Aposentados na linha de frente: protestos contra Milei misturam crise social e paixão clubista na Argentina

BUENOS AIRES — A Argentina vive dias de tensão após manifestações contra o governo de Javier Milei se transformarem em confrontos entre aposentados, forças de segurança e grupos organizados. Os protestos, inicialmente pacíficos, ganharam destaque internacional nesta quarta-feira (XX) com cenas de violência contra idosos e acusações de infiltração política. A crise expõe o descontentamento popular com os cortes nas pensões, a escalada inflacionária e o papel inesperado de torcidas de futebol, como as de River Plate e Boca Juniors, nas mobilizações.

A Centelha da revolta
O estopim foi o anúncio, em maio, da suspensão do reajuste automático das aposentadorias, substituído por aumentos discricionários definidos pelo Executivo. Segundo dados do Instituto Nacional de Estatística e Censos (INDEC), 30% dos aposentados argentinos já vivem abaixo da linha da pobreza, com renda média de AR$ 180.000 (cerca de R$ 1.080) — valor corroído por uma inflação que acumula 289% em 12 meses. A medida, parte do pacote de ajuste fiscal de Milei para reduzir o déficit público, gerou revolta em um país onde os idosos representam 15% da população.

Torcidas organizadas e a politização do Caos
Nas últimas semanas, imagens de torcedores do River Plate e do Boca Juniors marchando ao lado de aposentados viralizaram nas redes.

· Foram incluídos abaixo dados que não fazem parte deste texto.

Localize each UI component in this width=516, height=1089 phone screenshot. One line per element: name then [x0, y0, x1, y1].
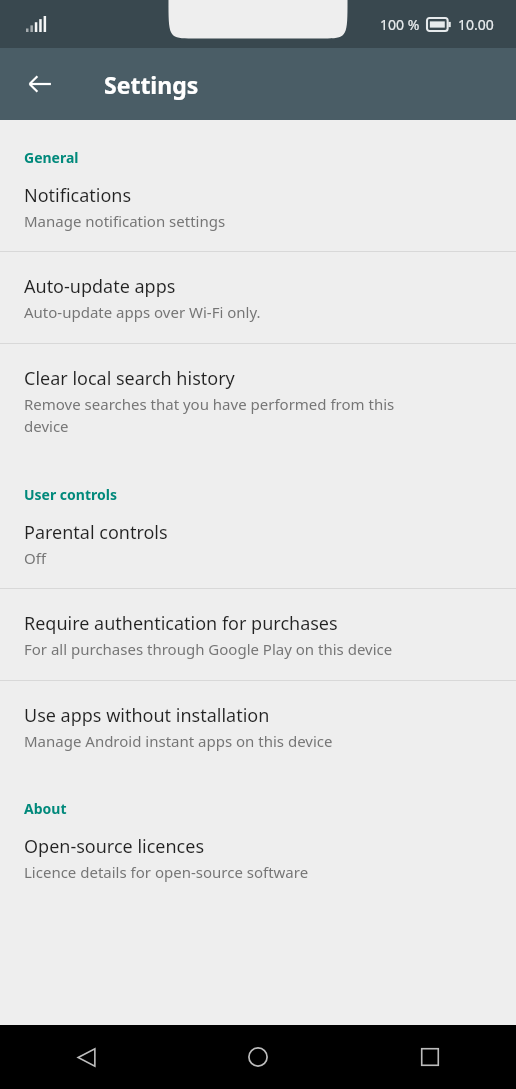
staticText: Parental controls — [24, 520, 168, 545]
staticText: 10.00 — [458, 15, 494, 34]
staticText: Auto-update apps — [24, 274, 176, 299]
button[interactable]: Open-source licences — [0, 828, 516, 896]
staticText: User controls — [24, 485, 117, 504]
staticText: Use apps without installation — [24, 703, 270, 728]
button[interactable]: Parental controls — [0, 514, 516, 588]
staticText: Require authentication for purchases — [24, 611, 338, 636]
staticText: Manage notification settings — [24, 211, 226, 231]
button[interactable]: Notifications — [0, 177, 516, 251]
staticText: Licence details for open-source software — [24, 862, 309, 882]
staticText: For all purchases through Google Play on… — [24, 639, 393, 659]
staticText: Auto-update apps over Wi-Fi only. — [24, 302, 261, 322]
staticText: About — [24, 799, 67, 818]
staticText: Settings — [104, 69, 199, 100]
staticText: 100 % — [380, 15, 420, 34]
staticText: Remove searches that you have performed … — [24, 394, 395, 437]
button[interactable]: Auto-update apps — [0, 252, 516, 343]
button[interactable]: Back — [16, 60, 64, 108]
button[interactable]: Recent apps — [344, 1025, 516, 1089]
button[interactable]: Require authentication for purchases — [0, 589, 516, 680]
button[interactable]: Use apps without installation — [0, 681, 516, 771]
staticText: Clear local search history — [24, 366, 235, 391]
staticText: Notifications — [24, 183, 132, 208]
staticText: General — [24, 148, 79, 167]
button[interactable]: Home — [172, 1025, 344, 1089]
button[interactable]: Clear local search history — [0, 344, 516, 457]
staticText: Off — [24, 548, 47, 568]
button[interactable]: Back — [0, 1025, 172, 1089]
staticText: Manage Android instant apps on this devi… — [24, 731, 333, 751]
staticText: Open-source licences — [24, 834, 204, 859]
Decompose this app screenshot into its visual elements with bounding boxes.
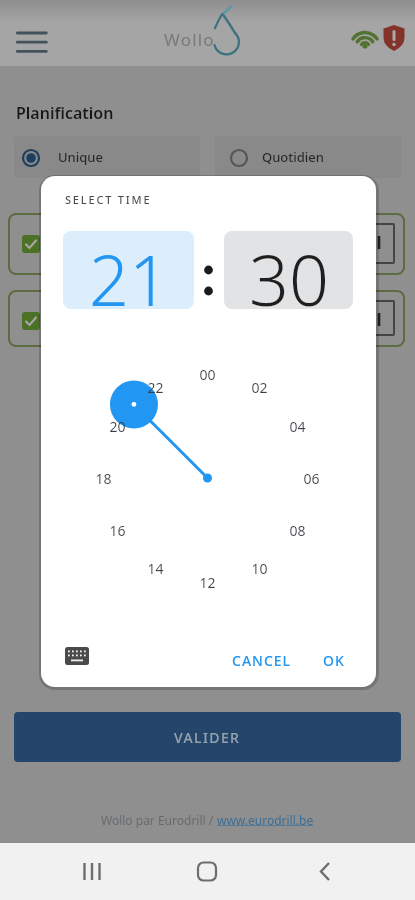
button[interactable]	[182, 855, 232, 889]
staticText: VALIDER	[174, 728, 241, 747]
button[interactable]: CANCEL	[222, 644, 302, 676]
button[interactable]: www.eurodrill.be	[217, 812, 314, 828]
staticText: 16	[109, 521, 126, 540]
button[interactable]	[14, 136, 200, 178]
staticText: 02	[251, 378, 268, 397]
staticText: SELECT TIME	[65, 192, 152, 207]
staticText: CANCEL	[232, 651, 292, 670]
staticText: 30	[249, 231, 329, 309]
button[interactable]: VALIDER	[14, 712, 401, 762]
staticText: www.eurodrill.be	[217, 812, 314, 828]
staticText: Wollo par Eurodrill /	[101, 812, 217, 828]
staticText: 14	[147, 559, 164, 578]
button[interactable]	[70, 855, 120, 889]
staticText: 04	[289, 417, 306, 436]
button[interactable]	[8, 290, 405, 347]
staticText: 10	[251, 559, 268, 578]
button[interactable]	[215, 136, 401, 178]
staticText: 06	[303, 469, 320, 488]
staticText: 00	[199, 365, 216, 384]
staticText: 12	[199, 573, 216, 592]
staticText: Quotidien	[262, 148, 324, 166]
button[interactable]	[12, 26, 56, 58]
staticText: 21	[89, 231, 169, 309]
staticText: Planification	[16, 102, 114, 124]
button[interactable]: OK	[312, 644, 356, 676]
staticText: Wollo	[164, 28, 215, 51]
button[interactable]: 30	[224, 231, 353, 309]
button[interactable]	[58, 640, 96, 672]
staticText: 08	[289, 521, 306, 540]
button[interactable]: 21	[63, 231, 194, 309]
staticText: 18	[95, 469, 112, 488]
button[interactable]	[305, 855, 355, 889]
staticText: Unique	[58, 148, 103, 166]
staticText: 20	[109, 417, 126, 436]
staticText: OK	[323, 651, 345, 670]
button[interactable]	[8, 213, 405, 275]
staticText: 22	[147, 378, 164, 397]
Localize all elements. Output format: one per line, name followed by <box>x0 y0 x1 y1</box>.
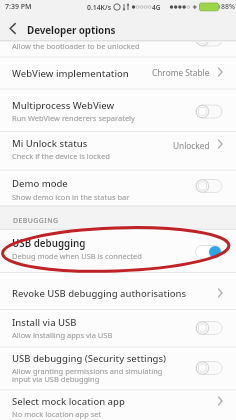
staticText: Check if the device is locked <box>12 151 110 161</box>
staticText: USB debugging (Security settings) <box>12 352 167 365</box>
staticText: WebView implementation <box>12 67 129 80</box>
button[interactable] <box>0 16 26 40</box>
button[interactable] <box>0 170 236 206</box>
staticText: Chrome Stable <box>152 67 210 78</box>
button[interactable] <box>0 57 236 89</box>
staticText: Allow the bootloader to be unlocked <box>12 41 140 51</box>
staticText: Show demo icon in the status bar <box>12 192 130 202</box>
staticText: Demo mode <box>12 177 68 190</box>
staticText: Run WebView renderers separately <box>12 113 135 123</box>
staticText: input via USB debugging <box>12 374 100 384</box>
staticText: Install via USB <box>12 316 77 329</box>
staticText: Revoke USB debugging authorisations <box>12 287 187 300</box>
button[interactable] <box>0 89 236 132</box>
staticText: Mi Unlock status <box>12 137 88 150</box>
staticText: Debug mode when USB is connected <box>12 251 142 261</box>
button[interactable] <box>0 390 236 420</box>
staticText: No mock location app set <box>12 409 102 419</box>
staticText: Developer options <box>27 23 116 36</box>
staticText: Allow installing apps via USB <box>12 330 113 340</box>
button[interactable] <box>0 131 236 170</box>
staticText: 4G <box>152 3 161 12</box>
staticText: Unlocked <box>173 140 210 151</box>
staticText: 88% <box>221 2 235 12</box>
staticText: USB debugging <box>12 237 86 250</box>
staticText: 0.14K/s <box>87 3 111 12</box>
staticText: Select mock location app <box>12 395 125 408</box>
button[interactable] <box>0 230 236 273</box>
staticText: DEBUGGING <box>13 216 59 226</box>
staticText: 7:39 PM <box>5 2 32 12</box>
staticText: Multiprocess WebView <box>12 99 115 112</box>
button[interactable] <box>0 41 236 57</box>
button[interactable] <box>0 347 236 390</box>
button[interactable] <box>0 272 236 309</box>
button[interactable] <box>0 309 236 347</box>
staticText: Allow granting permissions and simulatin… <box>12 366 163 376</box>
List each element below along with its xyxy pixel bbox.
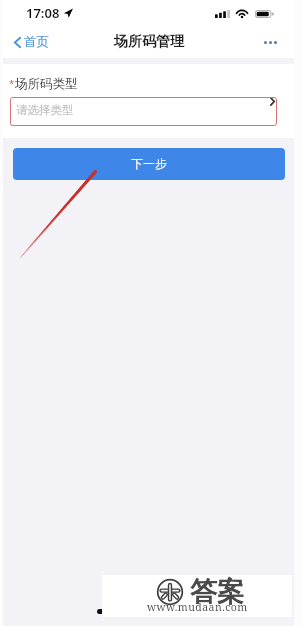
button[interactable]: More options	[252, 31, 301, 54]
staticText: 首页	[24, 34, 49, 50]
staticText: www.mudaan.com	[147, 600, 248, 614]
staticText: 场所码类型	[15, 76, 78, 92]
button[interactable]: 首页	[0, 29, 59, 55]
staticText: 请选择类型	[16, 103, 74, 117]
staticText: 下一步	[131, 157, 167, 172]
staticText: *	[9, 77, 15, 90]
staticText: 答案	[190, 575, 244, 609]
button[interactable]: 请选择类型	[10, 97, 277, 126]
staticText: 场所码管理	[114, 33, 184, 51]
button[interactable]: 下一步	[13, 148, 285, 180]
staticText: 17:08	[26, 4, 60, 22]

Embora as duas maiores torcidas do país tenham histórico de participação em protestos sociais, analistas apontam motivações distintas: enquanto alguns setores apoiam a causa dos pensionistas, outros são acusados de receber recursos para inflamar os atos. “Há uma instrumentalização clara. Grupos ligados a partidos opositores e até sindicatos estão financiando a desestabilização”, afirmou o ministro da Economia, Luis Caputo, em coletiva.

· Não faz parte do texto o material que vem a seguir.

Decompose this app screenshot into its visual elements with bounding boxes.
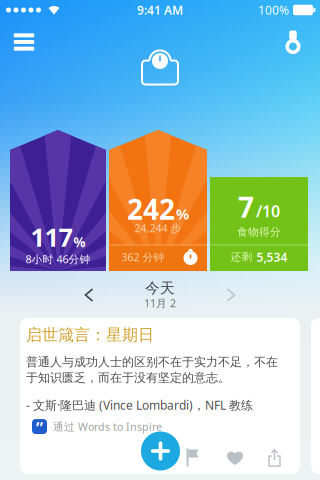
staticText: 于知识匮乏，而在于没有坚定的意志。 <box>26 370 230 385</box>
button[interactable]: Menu <box>14 33 34 51</box>
button[interactable]: 启世箴言：星期日 <box>26 325 154 345</box>
staticText: 还剩 <box>230 250 252 264</box>
staticText: 11月 2 <box>144 296 176 310</box>
button[interactable]: Report <box>186 448 200 466</box>
staticText: 24,244 步 <box>134 221 182 235</box>
staticText: 100% <box>258 2 289 18</box>
staticText: 普通人与成功人士的区别不在于实力不足，不在 <box>26 355 278 369</box>
staticText: 242 <box>127 190 175 228</box>
button[interactable]: Previous day <box>86 289 92 301</box>
staticText: 5,534 <box>256 249 288 265</box>
staticText: 117 <box>30 220 72 254</box>
button[interactable]: Add <box>141 432 180 470</box>
staticText: 7 <box>238 188 254 226</box>
button[interactable]: Share <box>268 449 281 467</box>
staticText: 9:41 AM <box>137 2 183 18</box>
staticText: % <box>74 233 86 251</box>
staticText: - 文斯·隆巴迪 (Vince Lombardi)，NFL 教练 <box>26 397 253 413</box>
staticText: 食物得分 <box>237 225 281 238</box>
staticText: 启世箴言：星期日 <box>26 325 154 345</box>
staticText: ” <box>36 417 43 439</box>
button[interactable]: Next day <box>228 289 234 301</box>
button[interactable]: Log weight <box>141 52 179 86</box>
staticText: 362 分钟 <box>122 250 164 264</box>
staticText: % <box>176 204 189 224</box>
staticText: 通过 Words to Inspire <box>53 420 162 434</box>
button[interactable]: Like <box>227 451 243 465</box>
staticText: /10 <box>256 200 280 222</box>
staticText: 今天 <box>145 279 175 297</box>
staticText: 8小时 46分钟 <box>26 252 90 266</box>
button[interactable]: Band <box>283 30 303 54</box>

A acusação, porém, é rebatida por organizações de direitos humanos. “A violência partiu da repressão policial. Idosos foram agredidos com cassetetes e gás lacrimogêneo enquanto reivindicavam o básico: dignidade”, denunciou Estela de Carlotto, líder das Avós da Praça de Maio, em entrevista ao Página/12.

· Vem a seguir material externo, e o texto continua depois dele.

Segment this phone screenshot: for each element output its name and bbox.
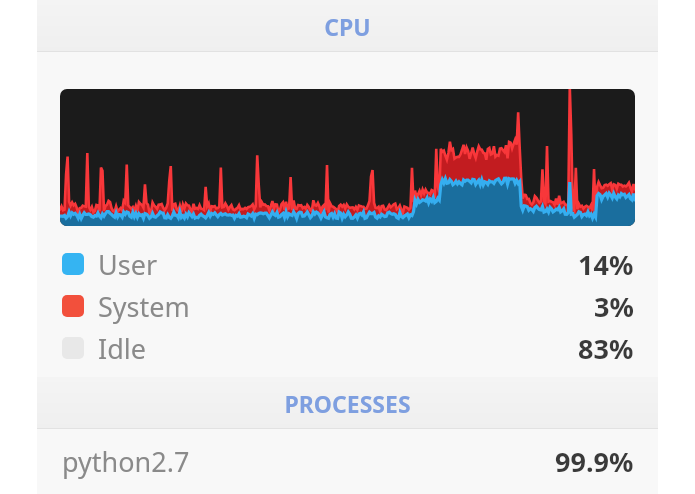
staticText: 99.9%	[555, 443, 634, 480]
staticText: PROCESSES	[284, 388, 411, 419]
button[interactable]: Idle	[37, 327, 658, 369]
staticText: User	[98, 246, 158, 283]
staticText: 14%	[578, 246, 634, 283]
staticText: Idle	[98, 330, 146, 367]
button[interactable]: CPU usage graph	[60, 89, 635, 226]
staticText: 3%	[594, 288, 634, 325]
staticText: CPU	[324, 11, 371, 42]
staticText: System	[98, 288, 190, 325]
staticText: 83%	[578, 330, 634, 367]
staticText: python2.7	[62, 443, 190, 480]
button[interactable]: System	[37, 285, 658, 327]
button[interactable]: User	[37, 243, 658, 285]
button[interactable]: python2.7	[37, 429, 658, 494]
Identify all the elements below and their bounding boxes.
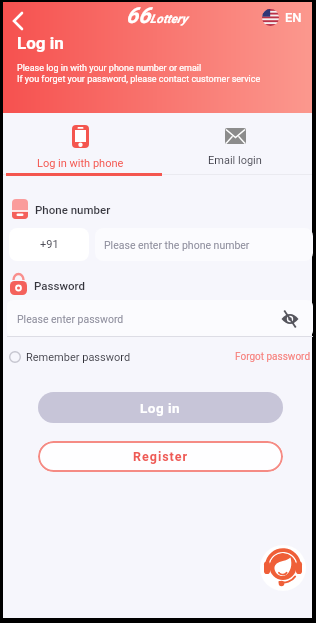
button[interactable]: Log in [38,392,283,423]
button[interactable]: Please enter the phone number [95,228,313,261]
staticText: If you forget your password, please cont… [17,74,261,85]
staticText: 66 [126,3,151,29]
staticText: Log in with phone [37,157,124,170]
staticText: Please log in with your phone number or … [17,63,202,74]
button[interactable]: Register [38,441,283,472]
staticText: +91 [40,238,59,251]
button[interactable] [260,545,306,591]
button[interactable]: +91 [9,228,89,261]
button[interactable]: Forgot password [235,351,311,363]
button[interactable]: Please enter password [7,300,313,337]
button[interactable]: EN [262,9,302,26]
staticText: Register [133,449,189,464]
staticText: Please enter password [17,313,124,325]
button[interactable] [10,10,28,32]
staticText: Log in [140,400,181,416]
staticText: Lottery [150,12,188,26]
button[interactable]: Remember password [26,351,131,364]
button[interactable]: Log in with phone [3,113,158,170]
staticText: Log in [17,33,64,53]
staticText: Password [34,279,85,292]
staticText: Email login [208,154,262,167]
staticText: Please enter the phone number [104,239,250,251]
button[interactable]: Email login [158,113,312,167]
button[interactable] [9,351,21,363]
staticText: Phone number [35,203,111,216]
staticText: EN [285,10,302,25]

Cenário de guerra e polarização
Na terça-feira (XX), um protesto em frente ao Congresso Nacional terminou com 20 feridos e 15 detidos. Vídeos mostram homens encapuzados destruindo mobiliário urbano e atirando pedras contra a polícia, enquanto aposentados tentavam se proteger. O governo responsabilizou a ex-presidente Cristina Kirchner e o peronismo pela “guerra suja”, alegando uso de “métodos mafiosos” para minar as reformas. Já a oposição acusa Milei de “criminalizar a pobreza” e governar para as elites.

O que esperar?
Enquanto o presidente mantém o discurso de “não ceder ao populismo”, a pressão internacional cresce. A Anistia Internacional emitiu um comunicado exigindo investigação sobre abusos policiais, e o FMI, tradicional aliado de Milei, sinalizou preocupação com o risco de colapso social. Nas ruas, aposentados prometem intensificar os protestos, e as torcidas organizadas ameaçam paralisar o futebol argentino caso a repressão continue. Em um país onde política e paixão clubista se entrelaçam, a crise parece longe do placar final.

Fontes consultadas: BBC Brasil, G1, Infobae e declarações oficiais do governo argentino.